The Defense Information Systems Agency (DISA) is issuing a Request for Information (RFI) to modernize the Department of Defense (DoD) Secure Access File Exchange (SAFE) system. This RFI seeks solutions to address current challenges such as performance limitations, security vulnerabilities, inadequate data loss prevention, and restricted integration, while enhancing scalability, strengthening security with multi-factor authentication, improving accessibility for non-DoD users, increasing file size capacity to 40GB, and empowering user control over data retention. The modernized solution will update the DoD's CAC-enabled secure file exchange platform, which currently supports 1.5 million users globally. Interested parties are requested to submit white papers by January 13, 2026, outlining their proposed solutions and including Rough Order of Magnitude (ROM) pricing.

DISA's Services Program Executive Office is seeking information to modernize the DoD Secure Access File Exchange (SAFE) system. The current system, accessible via NIPRNet, faces challenges with performance, security, data loss prevention, integration, and usability. The modernized solution aims to enhance scalability, strengthen security with multi-factor authentication and data loss prevention, improve accessibility for external users, increase file size capacity to 40GB, and empower user control over data retention. This Request for Information (RFI) is not a solicitation for proposals but an information-gathering effort. Interested parties are requested to submit a white paper by January 13, 2026, including business details, a Rough Order of Magnitude (ROM) pricing, and addressing the outlined technical requirements and challenges. Questions must be submitted by January 6, 2026.

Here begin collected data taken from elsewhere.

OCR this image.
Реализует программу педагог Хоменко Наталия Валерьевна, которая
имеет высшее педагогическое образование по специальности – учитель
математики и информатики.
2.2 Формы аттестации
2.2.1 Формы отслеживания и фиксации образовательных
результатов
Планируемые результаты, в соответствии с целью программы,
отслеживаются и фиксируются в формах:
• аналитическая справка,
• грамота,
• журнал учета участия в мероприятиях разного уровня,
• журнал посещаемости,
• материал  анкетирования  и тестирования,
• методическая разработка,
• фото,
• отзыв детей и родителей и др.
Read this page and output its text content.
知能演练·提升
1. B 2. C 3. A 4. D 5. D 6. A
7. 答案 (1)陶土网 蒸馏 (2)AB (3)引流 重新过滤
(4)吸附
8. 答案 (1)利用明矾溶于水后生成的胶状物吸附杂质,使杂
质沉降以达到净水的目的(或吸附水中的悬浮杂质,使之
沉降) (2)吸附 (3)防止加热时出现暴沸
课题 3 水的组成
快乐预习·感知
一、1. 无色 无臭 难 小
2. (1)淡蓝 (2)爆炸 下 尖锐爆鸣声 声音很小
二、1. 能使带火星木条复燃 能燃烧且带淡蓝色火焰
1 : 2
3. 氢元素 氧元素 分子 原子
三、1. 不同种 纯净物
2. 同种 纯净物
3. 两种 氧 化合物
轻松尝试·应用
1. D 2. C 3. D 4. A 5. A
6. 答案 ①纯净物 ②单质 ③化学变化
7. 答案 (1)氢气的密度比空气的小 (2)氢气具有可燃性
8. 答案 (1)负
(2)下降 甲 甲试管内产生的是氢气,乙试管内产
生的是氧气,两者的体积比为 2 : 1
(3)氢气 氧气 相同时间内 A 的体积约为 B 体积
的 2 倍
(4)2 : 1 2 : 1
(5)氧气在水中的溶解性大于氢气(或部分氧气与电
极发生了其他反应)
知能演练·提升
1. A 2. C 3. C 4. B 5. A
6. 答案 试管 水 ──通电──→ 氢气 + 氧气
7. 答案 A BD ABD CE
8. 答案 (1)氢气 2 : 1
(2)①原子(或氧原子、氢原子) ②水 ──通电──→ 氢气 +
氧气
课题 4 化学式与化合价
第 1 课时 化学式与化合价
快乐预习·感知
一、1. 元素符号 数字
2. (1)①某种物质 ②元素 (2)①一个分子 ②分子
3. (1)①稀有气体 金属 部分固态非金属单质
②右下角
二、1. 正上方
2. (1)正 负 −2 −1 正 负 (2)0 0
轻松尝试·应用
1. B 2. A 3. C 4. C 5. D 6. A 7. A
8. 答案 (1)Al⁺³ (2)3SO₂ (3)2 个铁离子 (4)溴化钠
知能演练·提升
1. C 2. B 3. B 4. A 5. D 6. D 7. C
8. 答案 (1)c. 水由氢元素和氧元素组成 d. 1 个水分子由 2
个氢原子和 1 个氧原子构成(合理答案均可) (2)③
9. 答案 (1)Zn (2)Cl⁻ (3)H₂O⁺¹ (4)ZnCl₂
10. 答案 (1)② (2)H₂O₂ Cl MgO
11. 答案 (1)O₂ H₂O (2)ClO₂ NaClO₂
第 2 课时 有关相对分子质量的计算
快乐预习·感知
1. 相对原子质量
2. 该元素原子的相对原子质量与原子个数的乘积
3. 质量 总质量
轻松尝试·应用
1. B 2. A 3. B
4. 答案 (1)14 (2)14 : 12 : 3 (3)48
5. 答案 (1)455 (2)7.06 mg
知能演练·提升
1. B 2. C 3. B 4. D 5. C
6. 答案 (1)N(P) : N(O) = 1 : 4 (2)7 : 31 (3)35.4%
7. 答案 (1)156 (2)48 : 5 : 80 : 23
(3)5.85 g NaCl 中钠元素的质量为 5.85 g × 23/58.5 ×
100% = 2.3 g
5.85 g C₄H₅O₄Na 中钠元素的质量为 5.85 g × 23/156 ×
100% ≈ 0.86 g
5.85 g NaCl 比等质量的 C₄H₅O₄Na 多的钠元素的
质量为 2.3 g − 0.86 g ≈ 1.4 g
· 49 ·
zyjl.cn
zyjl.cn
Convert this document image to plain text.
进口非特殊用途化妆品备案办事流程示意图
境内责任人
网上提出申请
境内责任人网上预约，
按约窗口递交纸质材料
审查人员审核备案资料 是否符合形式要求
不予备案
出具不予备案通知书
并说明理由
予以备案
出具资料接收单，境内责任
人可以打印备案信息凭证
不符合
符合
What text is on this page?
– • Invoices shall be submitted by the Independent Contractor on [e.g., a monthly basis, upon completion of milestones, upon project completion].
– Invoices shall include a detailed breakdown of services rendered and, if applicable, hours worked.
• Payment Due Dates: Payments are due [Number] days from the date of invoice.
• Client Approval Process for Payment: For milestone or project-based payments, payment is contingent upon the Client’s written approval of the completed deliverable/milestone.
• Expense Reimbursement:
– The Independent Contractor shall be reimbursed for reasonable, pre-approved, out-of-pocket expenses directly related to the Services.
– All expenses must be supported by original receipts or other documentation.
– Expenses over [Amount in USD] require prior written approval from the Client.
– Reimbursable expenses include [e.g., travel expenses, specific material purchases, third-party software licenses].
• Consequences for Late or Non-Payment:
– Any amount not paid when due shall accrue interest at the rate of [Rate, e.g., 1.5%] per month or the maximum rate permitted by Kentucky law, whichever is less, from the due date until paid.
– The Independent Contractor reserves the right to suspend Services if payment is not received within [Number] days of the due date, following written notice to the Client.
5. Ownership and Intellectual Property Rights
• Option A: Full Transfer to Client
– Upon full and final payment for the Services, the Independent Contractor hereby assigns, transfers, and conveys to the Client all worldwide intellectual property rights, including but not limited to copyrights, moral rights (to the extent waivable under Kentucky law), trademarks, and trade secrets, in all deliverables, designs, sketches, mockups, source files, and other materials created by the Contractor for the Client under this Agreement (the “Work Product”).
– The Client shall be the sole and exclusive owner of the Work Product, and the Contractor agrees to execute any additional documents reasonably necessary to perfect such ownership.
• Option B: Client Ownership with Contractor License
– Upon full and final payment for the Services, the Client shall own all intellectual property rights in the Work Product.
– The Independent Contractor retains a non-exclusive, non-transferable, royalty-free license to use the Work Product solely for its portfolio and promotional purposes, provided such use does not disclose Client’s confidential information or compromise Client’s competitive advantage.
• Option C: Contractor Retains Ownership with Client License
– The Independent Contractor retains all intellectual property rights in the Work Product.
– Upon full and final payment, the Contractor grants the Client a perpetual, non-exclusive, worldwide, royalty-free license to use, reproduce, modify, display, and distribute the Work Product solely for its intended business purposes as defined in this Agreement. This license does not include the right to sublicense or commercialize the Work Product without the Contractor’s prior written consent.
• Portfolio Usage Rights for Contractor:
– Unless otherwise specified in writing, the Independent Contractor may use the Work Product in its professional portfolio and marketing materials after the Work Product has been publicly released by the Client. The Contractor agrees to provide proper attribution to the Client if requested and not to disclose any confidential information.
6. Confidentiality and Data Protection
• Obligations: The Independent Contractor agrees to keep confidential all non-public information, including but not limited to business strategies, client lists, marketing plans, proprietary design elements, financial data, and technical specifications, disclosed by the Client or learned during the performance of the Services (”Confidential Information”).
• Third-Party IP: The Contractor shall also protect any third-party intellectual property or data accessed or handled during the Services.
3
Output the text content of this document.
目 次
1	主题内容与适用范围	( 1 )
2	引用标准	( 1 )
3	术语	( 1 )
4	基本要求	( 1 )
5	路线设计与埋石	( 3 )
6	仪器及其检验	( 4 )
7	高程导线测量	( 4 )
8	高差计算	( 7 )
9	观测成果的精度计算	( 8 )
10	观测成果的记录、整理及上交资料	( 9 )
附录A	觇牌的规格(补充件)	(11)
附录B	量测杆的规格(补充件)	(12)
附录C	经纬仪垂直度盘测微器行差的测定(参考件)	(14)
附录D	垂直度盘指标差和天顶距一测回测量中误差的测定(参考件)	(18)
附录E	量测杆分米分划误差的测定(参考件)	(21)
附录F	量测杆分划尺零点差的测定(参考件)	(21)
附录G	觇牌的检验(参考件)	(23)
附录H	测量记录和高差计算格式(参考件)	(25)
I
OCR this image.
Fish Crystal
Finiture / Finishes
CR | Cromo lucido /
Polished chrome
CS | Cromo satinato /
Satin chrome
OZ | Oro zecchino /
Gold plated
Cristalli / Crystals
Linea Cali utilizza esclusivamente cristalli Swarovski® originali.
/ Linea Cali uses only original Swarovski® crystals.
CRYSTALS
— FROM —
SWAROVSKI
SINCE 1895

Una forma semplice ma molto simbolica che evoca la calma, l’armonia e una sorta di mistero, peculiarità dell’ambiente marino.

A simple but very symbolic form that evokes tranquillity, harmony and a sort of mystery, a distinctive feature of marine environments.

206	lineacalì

The government's technical requirements for a secure file transfer system emphasize using an approved External Certification Authority (ECA) for SSL certificates to ensure trusted communication for DoD SAFE. Key requirements include robust system performance and scalability, supporting IPv4/IPv6 (with an IPv6-only goal), autoscaling, file sharing up to 40 GB, and handling 1.5 TB/hour traffic with 99.95% availability and an 8-hour Mean Time to Repair (MTTR). User access requires secure CAC/PKI authentication, tailored access for DoD and guest users, and availability on NIPR/commercial networks. Data security features mandate file type filtering, Zero Trust Data Loss Prevention (DLP) for CUI/PII/PHI, proactive threat protection, comprehensive logging, and compliance with NARA regulations. The system must support email notifications and maintain a secure Authority to Operate (ATO).

The document outlines the technical characteristics and requirements for a government platform, likely a file sharing or data exchange system, focusing on secure and scalable operations. Key aspects include the mandatory use of an External Certification Authority (ECA) for SSL certificates, robust system performance supporting IPv4/IPv6, scalability for high traffic volumes (800 GB/hour threshold, 1.5 TB/hour objective), and high availability (98.5% threshold, 99.95% objective). User access is secured via CAC/PKI authentication, with tailored access for DoD and guest users through NIPR/commercial networks. Data security features include file type filtering, Zero Trust Data Loss Prevention (DLP) for CUI/PII/PHI, comprehensive logging, malware protection, and compliance with NARA regulations. The document also poses questions for potential vendors regarding architecture for performance, large file transfers, malware scanning, guest account sponsorship, Zero Trust alignment, and tiered access for non-DoD partners.